Eshraghian, Ward, Neftci, Wang, Lenz, Dwivedi, Bennamoun, Jeong & Lu (2023). A book-length tutorial-and-perspective on training SNNs with deep-learning tools, and the paper behind the snnTorch library. The collection’s readout choices (mem-mean, spike-count) and surrogate setup follow this paper’s tutorials directly.
Yan, Yang, Wu, Liu, Zhang, Li, Tan & Wu (2025). “Rhythm-SNN”: modulating spiking neurons with heterogeneous oscillatory signals so they activate periodically at distinct frequencies, which markedly reduces firing rates while improving temporal-processing robustness and energy efficiency. Essentially the machine-learning statement of this collection’s thesis — oscillatory gating buys sparsity and efficiency — arrived at from the applied-SNN side.

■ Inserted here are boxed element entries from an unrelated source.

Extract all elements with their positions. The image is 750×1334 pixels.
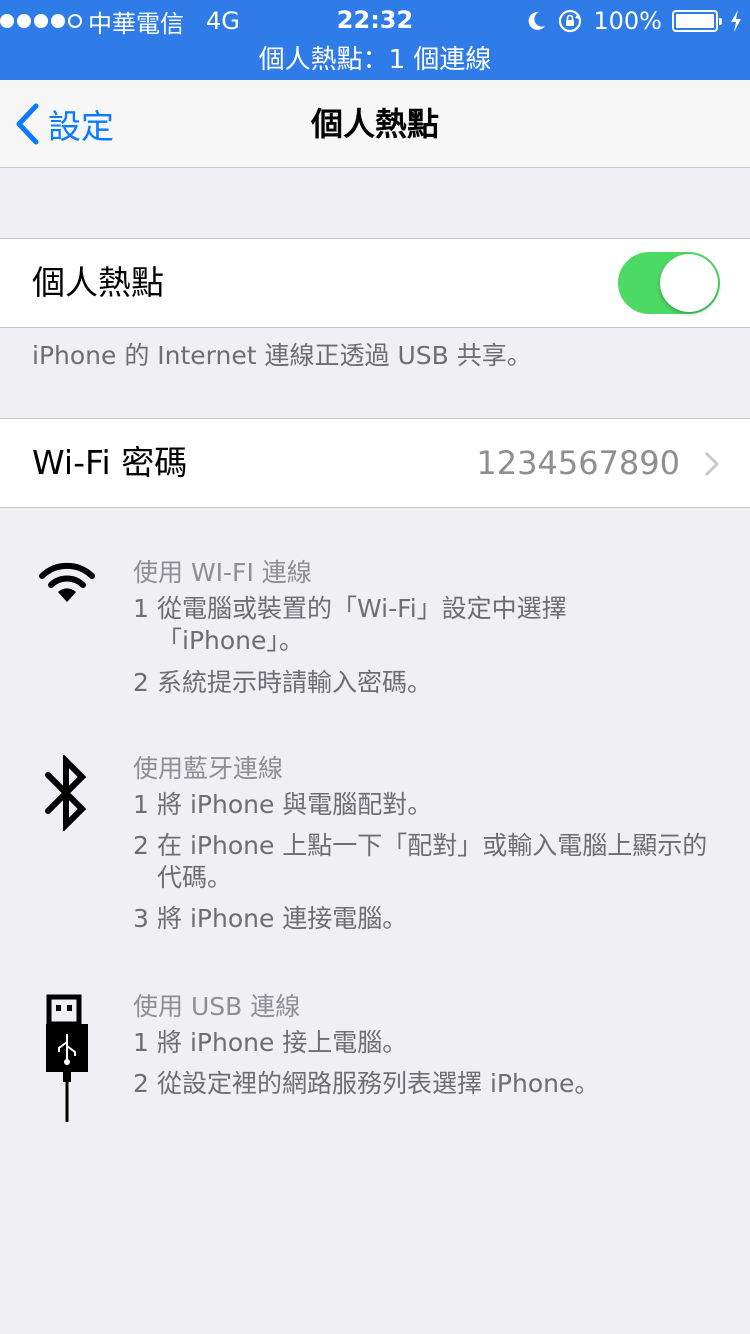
usb-step-1: 1將 iPhone 接上電腦。 (133, 1028, 408, 1057)
hotspot-connection-banner[interactable]: 個人熱點：1 個連線 (0, 40, 750, 80)
usb-cable-icon (46, 994, 88, 1122)
hotspot-toggle-cell: 個人熱點 (0, 239, 750, 327)
charging-bolt-icon (731, 10, 741, 32)
hotspot-toggle-label: 個人熱點 (32, 263, 164, 302)
wifi-password-label: Wi-Fi 密碼 (32, 443, 188, 482)
status-bar: 中華電信 4G 22:32 100% 個人熱點：1 個連線 (0, 0, 750, 80)
hotspot-toggle-group: 個人熱點 (0, 238, 750, 328)
back-button[interactable]: 設定 (14, 100, 114, 148)
moon-icon (528, 11, 546, 30)
hotspot-switch[interactable] (618, 252, 720, 314)
bluetooth-step-1: 1將 iPhone 與電腦配對。 (133, 790, 433, 819)
bluetooth-step-3: 3將 iPhone 連接電腦。 (133, 904, 408, 933)
wifi-instructions-title: 使用 WI-FI 連線 (133, 558, 312, 587)
wifi-password-cell[interactable]: Wi-Fi 密碼 1234567890 (0, 419, 750, 507)
wifi-password-group: Wi-Fi 密碼 1234567890 (0, 418, 750, 508)
chevron-left-icon (16, 103, 39, 145)
usb-step-2: 2 從設定裡的網路服務列表選擇 iPhone。 (133, 1069, 600, 1098)
status-right: 100% (525, 6, 742, 36)
bluetooth-icon (45, 755, 87, 831)
wifi-step-2: 2 系統提示時請輸入密碼。 (133, 668, 433, 697)
rotation-lock-icon (559, 9, 582, 33)
status-row: 中華電信 4G 22:32 100% (0, 0, 750, 40)
usb-instructions-title: 使用 USB 連線 (133, 992, 301, 1021)
battery-percent: 100% (593, 7, 662, 35)
wifi-step-1: 1 從電腦或裝置的「Wi-Fi」設定中選擇 「iPhone」。 (133, 594, 567, 655)
battery-icon (672, 10, 722, 32)
bluetooth-step-2: 2在 iPhone 上點一下「配對」或輸入電腦上顯示的 代碼。 (133, 831, 708, 892)
navigation-bar: 設定 個人熱點 (0, 80, 750, 168)
chevron-right-icon (705, 452, 719, 476)
bluetooth-instructions-title: 使用藍牙連線 (133, 754, 284, 783)
wifi-password-value: 1234567890 (476, 444, 680, 482)
back-label: 設定 (48, 107, 114, 146)
usb-sharing-note: iPhone 的 Internet 連線正透過 USB 共享。 (32, 341, 532, 370)
wifi-icon (39, 562, 95, 602)
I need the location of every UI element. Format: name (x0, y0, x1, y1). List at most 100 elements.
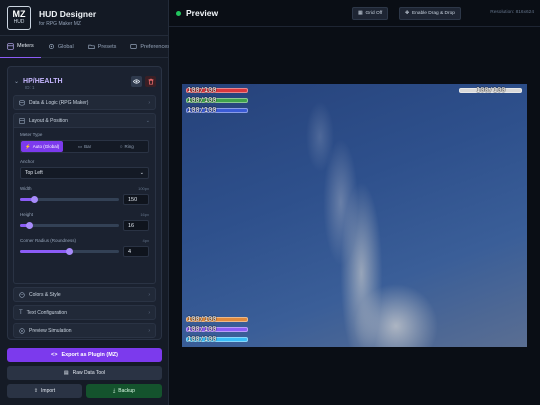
palette-icon (19, 291, 25, 298)
gauge-icon (7, 42, 14, 50)
eye-icon (133, 79, 140, 84)
brand-header: MZ HUD HUD Designer for RPG Maker MZ (0, 0, 168, 36)
bottom-meter-1-text: 100/100 (187, 315, 217, 323)
section-text-label: Text Configuration (26, 309, 67, 316)
layout-section-body: Meter Type ⚡ Auto (Global) ▭ Bar ○ Ring (13, 128, 156, 284)
radius-input[interactable]: 4 (123, 246, 149, 257)
height-unit: 16px (140, 212, 149, 217)
chevron-down-icon[interactable]: ⌄ (14, 78, 19, 85)
logo-hud: HUD (13, 19, 25, 25)
height-label: Height (20, 212, 34, 217)
tab-global-label: Global (57, 43, 74, 50)
meter-name: HP/HEALTH (23, 77, 63, 85)
meter-type-auto-label: Auto (Global) (32, 144, 60, 149)
resolution-label: Resolution: 816x624 (490, 10, 534, 15)
height-input[interactable]: 16 (123, 220, 149, 231)
sidebar: MZ HUD HUD Designer for RPG Maker MZ Met… (0, 0, 171, 405)
import-label: Import (41, 388, 56, 394)
grid-icon: ▦ (358, 11, 363, 16)
visibility-button[interactable] (131, 76, 142, 87)
section-layout-label: Layout & Position (29, 117, 68, 124)
chevron-down-icon: ⌄ (139, 170, 144, 176)
meter-type-ring[interactable]: ○ Ring (106, 141, 148, 152)
radius-slider-fill (20, 250, 70, 253)
radius-label: Corner Radius (Roundness) (20, 238, 77, 243)
gear-icon (48, 44, 54, 49)
raw-data-label: Raw Data Tool (72, 370, 106, 376)
tab-meters[interactable]: Meters (0, 36, 41, 58)
chevron-right-icon: › (148, 309, 150, 316)
anchor-select[interactable]: Top Left ⌄ (20, 167, 149, 179)
tab-preferences-label: Preferences (140, 43, 171, 50)
width-slider[interactable] (20, 196, 119, 203)
export-plugin-button[interactable]: <> Export as Plugin (MZ) (7, 348, 162, 362)
tab-presets-label: Presets (97, 43, 117, 50)
bottom-meter-3-text: 100/100 (187, 335, 217, 343)
logo-mz: MZ (12, 9, 26, 19)
raw-data-button[interactable]: ▤ Raw Data Tool (7, 366, 162, 380)
meter-header[interactable]: ⌄ HP/HEALTH ID: 1 (8, 67, 161, 95)
width-input[interactable]: 150 (123, 194, 149, 205)
preview-title: Preview (186, 8, 219, 18)
grid-toggle-button[interactable]: ▦ Grid Off (352, 7, 389, 20)
delete-button[interactable] (145, 76, 156, 87)
preview-area: Preview ▦ Grid Off ✥ Enable Drag & Drop … (169, 0, 540, 405)
section-data-logic[interactable]: Data & Logic (RPG Maker) › (13, 95, 156, 110)
database-icon (19, 99, 25, 106)
height-slider[interactable] (20, 222, 119, 229)
chevron-down-icon: ⌄ (145, 117, 150, 124)
chevron-right-icon: › (148, 99, 150, 106)
export-plugin-label: Export as Plugin (MZ) (61, 352, 118, 358)
radius-slider[interactable] (20, 248, 119, 255)
radius-slider-thumb[interactable] (66, 248, 73, 255)
preview-toolbar: Preview ▦ Grid Off ✥ Enable Drag & Drop … (169, 0, 540, 27)
section-layout[interactable]: Layout & Position ⌄ (13, 113, 156, 128)
meter-type-selector: ⚡ Auto (Global) ▭ Bar ○ Ring (20, 140, 149, 153)
drag-drop-button[interactable]: ✥ Enable Drag & Drop (399, 7, 461, 20)
tab-global[interactable]: Global (41, 36, 81, 58)
section-colors[interactable]: Colors & Style › (13, 287, 156, 302)
tab-presets[interactable]: Presets (81, 36, 124, 58)
drag-drop-label: Enable Drag & Drop (412, 11, 455, 16)
anchor-value: Top Left (25, 170, 43, 176)
meter-type-bar[interactable]: ▭ Bar (63, 141, 105, 152)
mp-meter-text: 100/100 (187, 96, 217, 104)
anchor-label: Anchor (20, 159, 35, 164)
layout-icon (19, 117, 25, 124)
upload-icon: ⇪ (33, 388, 39, 394)
tp-meter-text: 100/100 (187, 106, 217, 114)
section-data-logic-label: Data & Logic (RPG Maker) (29, 99, 89, 106)
app-logo: MZ HUD (7, 5, 31, 30)
height-slider-thumb[interactable] (26, 222, 34, 229)
file-icon: ▤ (63, 370, 69, 376)
bottom-meter-2-text: 100/100 (187, 325, 217, 333)
top-right-meter-text: 100/100 (476, 86, 506, 94)
section-preview-sim[interactable]: Preview Simulation › (13, 323, 156, 338)
meter-id: ID: 1 (25, 85, 35, 90)
folder-icon (88, 44, 95, 49)
section-text[interactable]: T Text Configuration › (13, 305, 156, 320)
meter-type-auto[interactable]: ⚡ Auto (Global) (21, 141, 64, 152)
game-preview-canvas[interactable]: 100/100 100/100 100/100 100/100 100/100 … (182, 84, 527, 347)
sliders-icon (130, 44, 138, 49)
grid-toggle-label: Grid Off (365, 11, 383, 16)
width-slider-thumb[interactable] (31, 196, 39, 203)
radius-unit: 4px (142, 238, 149, 243)
height-row: Height 16px (20, 212, 149, 217)
meter-type-bar-label: Bar (84, 144, 92, 149)
tab-meters-label: Meters (17, 43, 34, 49)
move-icon: ✥ (405, 11, 410, 16)
backup-button[interactable]: ⤓ Backup (86, 384, 162, 398)
app-title: HUD Designer (39, 8, 97, 19)
width-row: Width 100px (20, 186, 149, 191)
ring-icon: ○ (119, 144, 123, 149)
code-icon: <> (51, 352, 58, 358)
import-button[interactable]: ⇪ Import (7, 384, 82, 398)
section-preview-sim-label: Preview Simulation (29, 327, 72, 334)
width-control: 150 (20, 194, 149, 205)
app-subtitle: for RPG Maker MZ (39, 20, 81, 27)
play-icon (19, 327, 25, 334)
chevron-right-icon: › (148, 291, 150, 298)
meter-panel: ⌄ HP/HEALTH ID: 1 Data & Logic (RPG Make… (7, 66, 162, 340)
status-dot (176, 10, 181, 16)
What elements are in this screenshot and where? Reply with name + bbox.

Burghi, Pugliese Carratelli & Rule (preprint). Introduces Surrogate Gradients by Costate Control (SGCC): treats the exploding/vanishing costate (adjoint) dynamics of BPTT through excitable systems as a control problem, and designs gradient regularisers — a proportional high-gain controller and a state-dependent one — that provably tame the instability without changing the fixed points. The theoretical foundation for the —v-grad-dampen gradient-stabilisation flag documented in ar006.
Parthasarathy, Burghi & O’Leary (preprint). Shows that the temporal discretisation step shapes both the forward dynamics and the backward gradient flow of an SNN, so spiking patterns and surrogate-gradient learning are sensitive to — a primary contributor to the poor cross-implementation reproducibility of SNN results. Directly relevant to the -stability audits in this project (nb044): it is the methodological warning those notebooks are answering.